# TedW, after seeing the pics, what's your take on Bimmerfest?



## alee (Dec 19, 2001)

So after seeing all the pics, and all the talk about Shafer's Bimmerfest event, was it what you expected? 

After seeing Jon outdo himself again this year from my living room couch all the way here on the other side of the US, I'm sure everyone who couldn't make it to Santa Barbara wishes they had a Fest near them.  

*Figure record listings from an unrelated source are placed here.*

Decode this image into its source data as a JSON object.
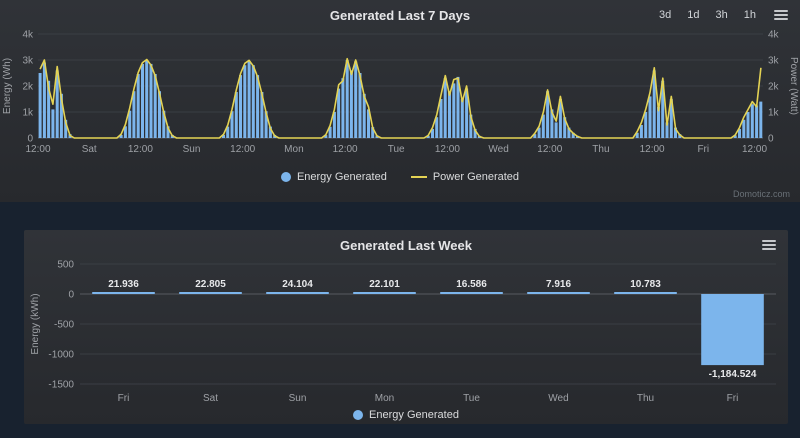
{
  "ui": {
    "range_buttons": [
      "3d",
      "1d",
      "3h",
      "1h"
    ],
    "watermark": "Domoticz.com",
    "menu_icon": "hamburger-menu-icon"
  },
  "colors": {
    "bar": "#7cb5ec",
    "line": "#e4d354",
    "grid": "#3a3e44",
    "zero_line": "#565a60",
    "axis_text": "#9ea1a6",
    "data_label": "#e8e9eb"
  },
  "chart_data": [
    {
      "type": "bar",
      "title": "Generated Last 7 Days",
      "ylabel_left": "Energy (Wh)",
      "ylabel_right": "Power (Watt)",
      "ylim": [
        0,
        4000
      ],
      "ytick_values": [
        0,
        1000,
        2000,
        3000,
        4000
      ],
      "ytick_labels": [
        "0",
        "1k",
        "2k",
        "3k",
        "4k"
      ],
      "x_hours": 170,
      "xticks": [
        [
          0,
          "12:00"
        ],
        [
          12,
          "Sat"
        ],
        [
          24,
          "12:00"
        ],
        [
          36,
          "Sun"
        ],
        [
          48,
          "12:00"
        ],
        [
          60,
          "Mon"
        ],
        [
          72,
          "12:00"
        ],
        [
          84,
          "Tue"
        ],
        [
          96,
          "12:00"
        ],
        [
          108,
          "Wed"
        ],
        [
          120,
          "12:00"
        ],
        [
          132,
          "Thu"
        ],
        [
          144,
          "12:00"
        ],
        [
          156,
          "Fri"
        ],
        [
          168,
          "12:00"
        ]
      ],
      "legend_position": "bottom",
      "grid": true,
      "series": [
        {
          "name": "Energy Generated",
          "type": "column",
          "color": "#7cb5ec",
          "values": [
            2500,
            2900,
            2200,
            1100,
            2600,
            1700,
            700,
            150,
            0,
            0,
            0,
            0,
            0,
            0,
            0,
            0,
            0,
            0,
            0,
            120,
            450,
            1050,
            1800,
            2460,
            2850,
            3000,
            2850,
            2460,
            1800,
            1050,
            450,
            120,
            0,
            0,
            0,
            0,
            0,
            0,
            0,
            0,
            0,
            0,
            0,
            120,
            440,
            1030,
            1770,
            2420,
            2800,
            2950,
            2800,
            2420,
            1770,
            1030,
            440,
            120,
            0,
            0,
            0,
            0,
            0,
            0,
            0,
            0,
            0,
            0,
            0,
            110,
            430,
            1000,
            1900,
            2300,
            3000,
            2600,
            2950,
            2500,
            1700,
            1100,
            420,
            100,
            0,
            0,
            0,
            0,
            0,
            0,
            0,
            0,
            0,
            0,
            0,
            90,
            350,
            800,
            1500,
            2300,
            1800,
            2100,
            2350,
            1500,
            1900,
            900,
            350,
            80,
            0,
            0,
            0,
            0,
            0,
            0,
            0,
            0,
            0,
            0,
            0,
            0,
            150,
            400,
            900,
            1800,
            1100,
            600,
            1500,
            800,
            400,
            200,
            80,
            0,
            0,
            0,
            0,
            0,
            0,
            0,
            0,
            0,
            0,
            0,
            0,
            0,
            200,
            500,
            1000,
            1600,
            2600,
            1200,
            2200,
            600,
            1500,
            400,
            150,
            0,
            0,
            0,
            0,
            0,
            0,
            0,
            0,
            0,
            0,
            0,
            0,
            100,
            350,
            700,
            1000,
            1300,
            1250,
            1400
          ]
        },
        {
          "name": "Power Generated",
          "type": "line",
          "color": "#e4d354",
          "values": [
            2650,
            3000,
            1900,
            1300,
            2750,
            1500,
            600,
            100,
            0,
            0,
            0,
            0,
            0,
            0,
            0,
            0,
            0,
            0,
            0,
            150,
            520,
            1150,
            1900,
            2520,
            2900,
            3020,
            2800,
            2380,
            1720,
            980,
            380,
            90,
            0,
            0,
            0,
            0,
            0,
            0,
            0,
            0,
            0,
            0,
            0,
            140,
            500,
            1100,
            1850,
            2480,
            2870,
            2990,
            2760,
            2350,
            1700,
            960,
            370,
            80,
            0,
            0,
            0,
            0,
            0,
            0,
            0,
            0,
            0,
            0,
            0,
            130,
            480,
            1100,
            2050,
            2200,
            3050,
            2450,
            3000,
            2400,
            1600,
            1200,
            380,
            80,
            0,
            0,
            0,
            0,
            0,
            0,
            0,
            0,
            0,
            0,
            0,
            100,
            400,
            900,
            1650,
            2400,
            1650,
            2250,
            2300,
            1400,
            2000,
            820,
            300,
            60,
            0,
            0,
            0,
            0,
            0,
            0,
            0,
            0,
            0,
            0,
            0,
            0,
            180,
            450,
            1000,
            1850,
            1000,
            650,
            1600,
            750,
            350,
            180,
            60,
            0,
            0,
            0,
            0,
            0,
            0,
            0,
            0,
            0,
            0,
            0,
            0,
            0,
            250,
            600,
            1100,
            1750,
            2700,
            1050,
            2300,
            500,
            1600,
            350,
            120,
            0,
            0,
            0,
            0,
            0,
            0,
            0,
            0,
            0,
            0,
            0,
            0,
            120,
            400,
            800,
            1100,
            1400,
            1200,
            2700
          ]
        }
      ]
    },
    {
      "type": "bar",
      "title": "Generated Last Week",
      "ylabel": "Energy (kWh)",
      "ylim": [
        -1500,
        500
      ],
      "yticks": [
        500,
        0,
        -500,
        -1000,
        -1500
      ],
      "categories": [
        "Fri",
        "Sat",
        "Sun",
        "Mon",
        "Tue",
        "Wed",
        "Thu",
        "Fri"
      ],
      "values": [
        21.936,
        22.805,
        24.104,
        22.101,
        16.586,
        7.916,
        10.783,
        -1184.524
      ],
      "labels": [
        "21.936",
        "22.805",
        "24.104",
        "22.101",
        "16.586",
        "7.916",
        "10.783",
        "-1,184.524"
      ],
      "series_name": "Energy Generated",
      "color": "#7cb5ec",
      "legend_position": "bottom",
      "grid": true
    }
  ]
}
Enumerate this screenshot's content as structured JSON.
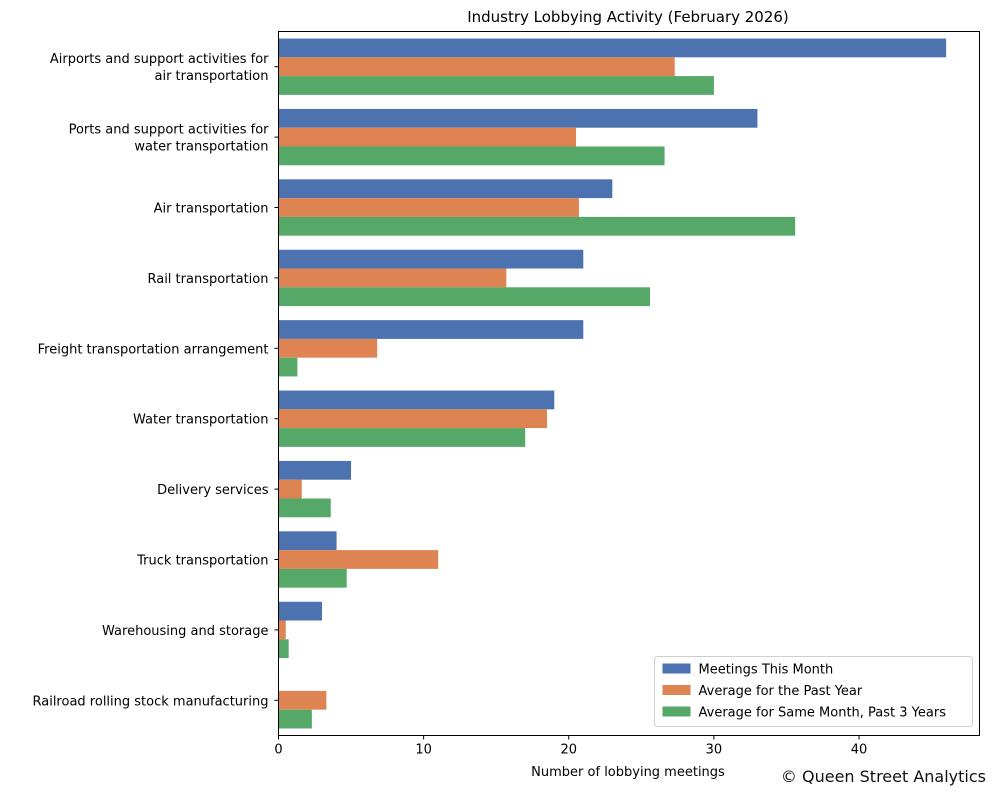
{
  "chart_data": {
    "type": "bar",
    "orientation": "horizontal",
    "title": "Industry Lobbying Activity (February 2026)",
    "xlabel": "Number of lobbying meetings",
    "ylabel": "",
    "xlim": [
      0,
      48.3
    ],
    "xticks": [
      0,
      10,
      20,
      30,
      40
    ],
    "grid": false,
    "legend_position": "lower-right",
    "categories": [
      [
        "Airports and support activities for",
        "air transportation"
      ],
      [
        "Ports and support activities for",
        "water transportation"
      ],
      [
        "Air transportation"
      ],
      [
        "Rail transportation"
      ],
      [
        "Freight transportation arrangement"
      ],
      [
        "Water transportation"
      ],
      [
        "Delivery services"
      ],
      [
        "Truck transportation"
      ],
      [
        "Warehousing and storage"
      ],
      [
        "Railroad rolling stock manufacturing"
      ]
    ],
    "series": [
      {
        "name": "Meetings This Month",
        "color": "#4c72b0",
        "values": [
          46,
          33,
          23,
          21,
          21,
          19,
          5,
          4,
          3,
          0
        ]
      },
      {
        "name": "Average for the Past Year",
        "color": "#dd8452",
        "values": [
          27.3,
          20.5,
          20.7,
          15.7,
          6.8,
          18.5,
          1.6,
          11.0,
          0.5,
          3.3
        ]
      },
      {
        "name": "Average for Same Month, Past 3 Years",
        "color": "#55a868",
        "values": [
          30.0,
          26.6,
          35.6,
          25.6,
          1.3,
          17.0,
          3.6,
          4.7,
          0.7,
          2.3
        ]
      }
    ]
  },
  "credit": "© Queen Street Analytics"
}
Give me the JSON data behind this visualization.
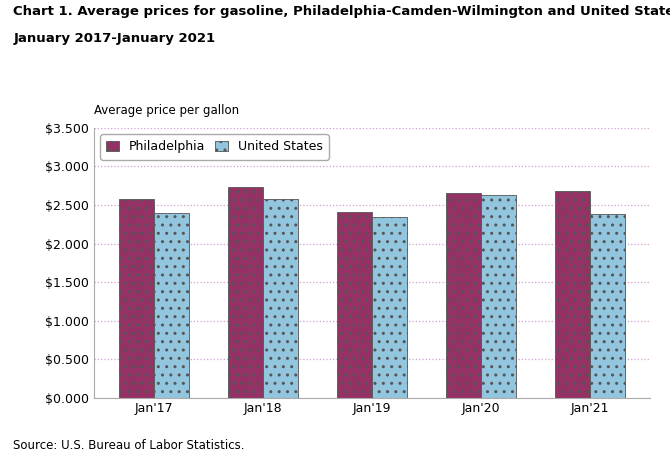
{
  "title_line1": "Chart 1. Average prices for gasoline, Philadelphia-Camden-Wilmington and United States,",
  "title_line2": "January 2017-January 2021",
  "ylabel": "Average price per gallon",
  "source": "Source: U.S. Bureau of Labor Statistics.",
  "categories": [
    "Jan'17",
    "Jan'18",
    "Jan'19",
    "Jan'20",
    "Jan'21"
  ],
  "philadelphia": [
    2.579,
    2.735,
    2.405,
    2.658,
    2.685
  ],
  "us": [
    2.391,
    2.584,
    2.347,
    2.626,
    2.384
  ],
  "philadelphia_color": "#943265",
  "us_color": "#92C5DE",
  "bar_edge_color": "#555555",
  "grid_color": "#D0A0D0",
  "ylim": [
    0.0,
    3.5
  ],
  "yticks": [
    0.0,
    0.5,
    1.0,
    1.5,
    2.0,
    2.5,
    3.0,
    3.5
  ],
  "legend_labels": [
    "Philadelphia",
    "United States"
  ],
  "bar_width": 0.32
}
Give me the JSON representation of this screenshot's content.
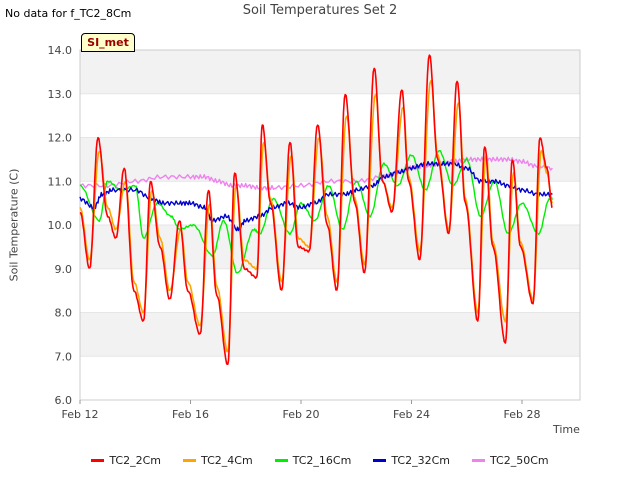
{
  "header": {
    "nodata_text": "No data for f_TC2_8Cm",
    "site_badge": "SI_met"
  },
  "chart_data": {
    "type": "line",
    "title": "Soil Temperatures Set 2",
    "xlabel": "Time",
    "ylabel": "Soil Temperature (C)",
    "x_unit": "days since Feb 12",
    "xlim": [
      0,
      18.1
    ],
    "ylim": [
      6.0,
      14.0
    ],
    "x_tick_labels": [
      {
        "x": 0,
        "label": "Feb 12"
      },
      {
        "x": 4,
        "label": "Feb 16"
      },
      {
        "x": 8,
        "label": "Feb 20"
      },
      {
        "x": 12,
        "label": "Feb 24"
      },
      {
        "x": 16,
        "label": "Feb 28"
      }
    ],
    "y_ticks": [
      6.0,
      7.0,
      8.0,
      9.0,
      10.0,
      11.0,
      12.0,
      13.0,
      14.0
    ],
    "grid": "horizontal bands",
    "legend_position": "bottom",
    "series": [
      {
        "name": "TC2_2Cm",
        "color": "#ff0000",
        "x": [
          0.0,
          0.35,
          0.65,
          1.0,
          1.3,
          1.6,
          1.95,
          2.3,
          2.55,
          2.9,
          3.25,
          3.6,
          3.9,
          4.35,
          4.65,
          4.95,
          5.35,
          5.6,
          5.95,
          6.4,
          6.6,
          6.9,
          7.3,
          7.6,
          7.9,
          8.3,
          8.6,
          8.95,
          9.3,
          9.6,
          9.95,
          10.3,
          10.65,
          10.95,
          11.3,
          11.65,
          11.9,
          12.3,
          12.65,
          12.95,
          13.35,
          13.65,
          13.95,
          14.4,
          14.65,
          14.95,
          15.4,
          15.65,
          15.95,
          16.4,
          16.65,
          16.9,
          17.1
        ],
        "y": [
          10.3,
          9.0,
          12.0,
          10.2,
          9.7,
          11.3,
          8.5,
          7.8,
          11.0,
          9.5,
          8.3,
          10.1,
          8.5,
          7.5,
          10.8,
          8.4,
          6.8,
          11.2,
          9.0,
          8.8,
          12.3,
          10.5,
          8.5,
          11.9,
          9.5,
          9.4,
          12.3,
          10.0,
          8.5,
          13.0,
          10.5,
          8.9,
          13.6,
          11.0,
          10.3,
          13.1,
          11.0,
          9.2,
          13.9,
          11.5,
          9.8,
          13.3,
          10.5,
          7.8,
          11.8,
          9.5,
          7.3,
          11.5,
          9.5,
          8.2,
          12.0,
          11.3,
          10.4
        ]
      },
      {
        "name": "TC2_4Cm",
        "color": "#ffa500",
        "x": [
          0.0,
          0.35,
          0.7,
          1.0,
          1.3,
          1.65,
          1.95,
          2.3,
          2.6,
          2.9,
          3.25,
          3.65,
          3.9,
          4.35,
          4.7,
          4.95,
          5.35,
          5.65,
          5.95,
          6.4,
          6.65,
          6.9,
          7.3,
          7.65,
          7.9,
          8.3,
          8.65,
          8.95,
          9.3,
          9.65,
          9.95,
          10.3,
          10.7,
          10.95,
          11.3,
          11.7,
          11.9,
          12.3,
          12.7,
          12.95,
          13.35,
          13.7,
          13.95,
          14.4,
          14.7,
          14.95,
          15.4,
          15.7,
          15.95,
          16.4,
          16.7,
          16.9,
          17.1
        ],
        "y": [
          10.4,
          9.2,
          11.7,
          10.4,
          9.9,
          11.0,
          8.7,
          8.0,
          10.8,
          9.7,
          8.5,
          9.9,
          8.7,
          7.7,
          10.5,
          8.6,
          7.1,
          10.9,
          9.2,
          9.0,
          11.9,
          10.6,
          8.7,
          11.6,
          9.7,
          9.5,
          12.0,
          10.2,
          8.7,
          12.5,
          10.6,
          9.1,
          13.0,
          11.0,
          10.4,
          12.7,
          11.1,
          9.4,
          13.3,
          11.6,
          9.9,
          12.8,
          10.6,
          8.0,
          11.6,
          9.6,
          7.8,
          11.2,
          9.6,
          8.3,
          11.7,
          11.2,
          10.5
        ]
      },
      {
        "name": "TC2_16Cm",
        "color": "#00ee00",
        "x": [
          0.0,
          0.7,
          1.0,
          1.5,
          2.0,
          2.3,
          2.8,
          3.3,
          3.6,
          4.1,
          4.8,
          5.2,
          5.7,
          6.3,
          6.5,
          7.0,
          7.6,
          8.0,
          8.5,
          9.0,
          9.5,
          10.0,
          10.5,
          11.0,
          11.5,
          12.0,
          12.5,
          13.0,
          13.5,
          14.0,
          14.5,
          15.0,
          15.5,
          16.0,
          16.6,
          17.0,
          17.1
        ],
        "y": [
          10.9,
          10.1,
          11.0,
          10.8,
          10.9,
          9.7,
          10.5,
          10.2,
          9.9,
          10.0,
          9.3,
          10.1,
          8.9,
          9.9,
          9.8,
          10.6,
          9.8,
          10.5,
          10.1,
          10.9,
          9.9,
          11.0,
          10.2,
          11.4,
          10.9,
          11.6,
          10.8,
          11.7,
          10.9,
          11.5,
          10.2,
          11.0,
          9.8,
          10.5,
          9.8,
          10.6,
          10.6
        ]
      },
      {
        "name": "TC2_32Cm",
        "color": "#0000cc",
        "x": [
          0.0,
          0.5,
          0.8,
          1.2,
          2.0,
          2.6,
          3.0,
          3.6,
          4.0,
          4.5,
          4.8,
          5.3,
          5.7,
          6.0,
          6.5,
          7.0,
          7.5,
          8.0,
          8.5,
          9.0,
          9.6,
          10.0,
          10.6,
          11.0,
          11.5,
          12.0,
          12.5,
          13.0,
          13.5,
          14.0,
          14.5,
          15.0,
          15.5,
          16.0,
          16.6,
          17.1
        ],
        "y": [
          10.6,
          10.4,
          10.7,
          10.8,
          10.8,
          10.6,
          10.5,
          10.5,
          10.5,
          10.4,
          10.1,
          10.2,
          9.9,
          10.1,
          10.2,
          10.4,
          10.5,
          10.4,
          10.5,
          10.7,
          10.7,
          10.8,
          10.9,
          11.1,
          11.2,
          11.3,
          11.4,
          11.4,
          11.4,
          11.3,
          11.0,
          11.0,
          10.9,
          10.8,
          10.7,
          10.7
        ]
      },
      {
        "name": "TC2_50Cm",
        "color": "#ee82ee",
        "x": [
          0.0,
          1.0,
          2.0,
          3.0,
          4.0,
          4.5,
          5.0,
          5.5,
          6.0,
          6.5,
          7.0,
          8.0,
          9.0,
          10.0,
          11.0,
          11.5,
          12.0,
          12.5,
          13.0,
          13.5,
          14.0,
          14.5,
          15.0,
          15.5,
          16.0,
          16.5,
          17.1
        ],
        "y": [
          10.9,
          10.9,
          11.0,
          11.1,
          11.1,
          11.1,
          11.0,
          10.9,
          10.9,
          10.85,
          10.85,
          10.9,
          11.0,
          11.0,
          11.1,
          11.2,
          11.3,
          11.35,
          11.4,
          11.45,
          11.5,
          11.5,
          11.5,
          11.5,
          11.45,
          11.35,
          11.3
        ]
      }
    ]
  }
}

Just to bring an old topic back to the top, would love to see you make it happen on the East coast! :thumbup:


----------



## TedW (Jan 13, 2003)

alee said:


> *So after seeing all the pics, and all the talk about Shafer's Bimmerfest event, was it what you expected?
> 
> After seeing Jon outdo himself again this year from my living room couch all the way here on the other side of the US, I'm sure everyone who couldn't make it to Santa Barbara wishes they had a Fest near them.
> 
> Just to bring an old topic back to the top, would love to see you make it happen on the East coast! :thumbup: *


I am not worthy. :bow: I wish I could have been there. I can't even imagine pulling off an east coast event that will even remotely compare to what Jon has done. I am however willing to try and do something for the enthusiasts in the east. Now that we see what it is we can get started on the planning.

Ted


----------



## Dr. Phil (Dec 19, 2001)

*Re: Re: TedW, after seeing the pics, what's your take on Bimmerfest?*



TedW said:


> *I am not worthy. :bow: I wish I could have been there. I can't even imagine pulling off an east coast event that will even remotely compare to what Jon has done. I am however willing to try and do something for the enthusiasts in the east. Now that we see what it is we can get started on the planning.
> 
> Ted *


I'm sure you could get some of us to help you out


----------



## OBS3SSION (Oct 1, 2002)

WOOHOO! 

I'm ready to start with the planning. Ted, Jon... give me something to do! : popcorn:


----------



## GimpyMcFarlan (Aug 13, 2002)

Ted,
If you need volunteers, all I have to say is....

*Where do I sign up?*


----------



## TedW (Jan 13, 2003)

Thanks guys. I definately need and want the help. Hopefully Jon can give me some guidance because he's obviously a pro at this.



Ted


----------